Si può entrare a far parte di un coro a qualsiasi età o ci sono limiti? «Normalmente si entra in un coro – escludiamo i cori giovanili, per cui si parla di predisposizione o della volontà dei genitori ed escludiamo la fascia 18-40 anni che coincide spesso con gli studi e col mettere su famiglia – il maggior numero di coristi è perlopiù rappresentato dagli over 40. Resta il fatto che i cori ticinesi, popolari, amatoriali sono per tutti. Si può cantare a qualsiasi età, con qualsiasi conoscenza o non conoscenza di base della musica. Se c’è un mito da sfatare è quello secondo cui l’intonazione è innata. Non è assolutamente vero, perché la voce si può imparare a educare. Qualcuno potrà avere l’orecchio più fino o meno, ma l’intonazione è qualcosa che si forma. A meno naturalmente di avere problemi fisici alle corde vocali, tensioni o paralisi, altrimenti il canto è per tutti, non conosce frontiere di nessun genere. Abbiamo anche coristi italiani affiliati alle nostre società e un paio di anni fa abbiamo avuto ottime esperienze con coristi rifugiati».

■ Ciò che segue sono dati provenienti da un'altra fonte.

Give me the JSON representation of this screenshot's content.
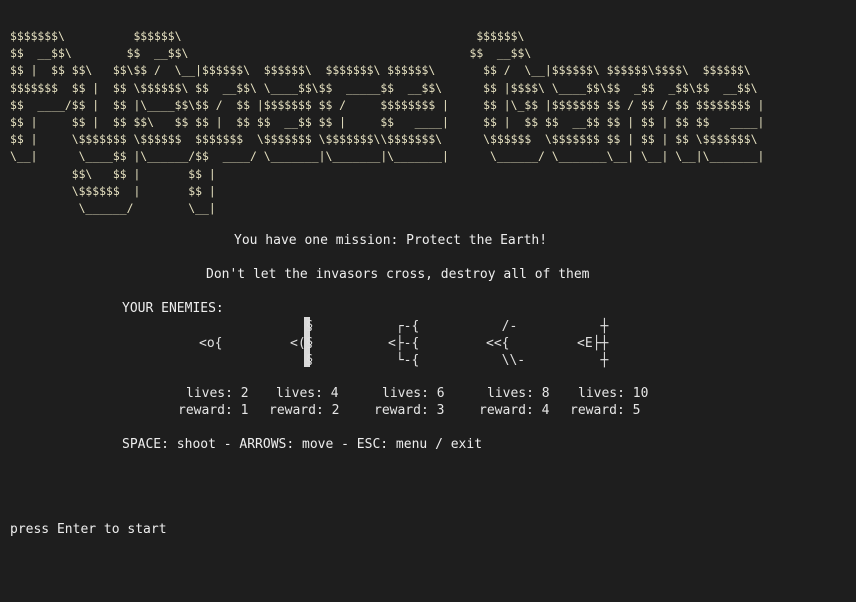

Uno degli eventi corali più importanti a livello nazionale è il Festival svizzero di canto a Gossau (www.sgf22.ch), promosso dall’Unione svizzera dei cori: «Quest’anno – spiega Clara Tadini – si svolge dal 20 al 29 maggio e, oltretutto, in tandem con il Festival dei cori giovanili. È un appuntamento al quale tutti i cori possono partecipare – per questa edizione anche alcune delle nostre società si sono iscritte. Naturalmente rappresenta un investimento non indifferente, fra spese di viaggio e soggiorno. La manifestazione contempla esibizioni e concerti che vedono la presenza sia di cori dall’estero sia svizzeri. È un’occasione di scambio culturale interessante, in cui si possono ascoltare repertori diversi. Non si tratta di una competizione, bensì di un evento in cui si possono ricevere feedback del proprio canto da professionisti del settore, consigli utili e una sorta di pagella. Rappresenta invece una vera e propria competizione il Festival di Aarau, che vede gareggiare i diversi cori partecipanti. Un appuntamento e una sfida che si rinnovano ogni quattro anni».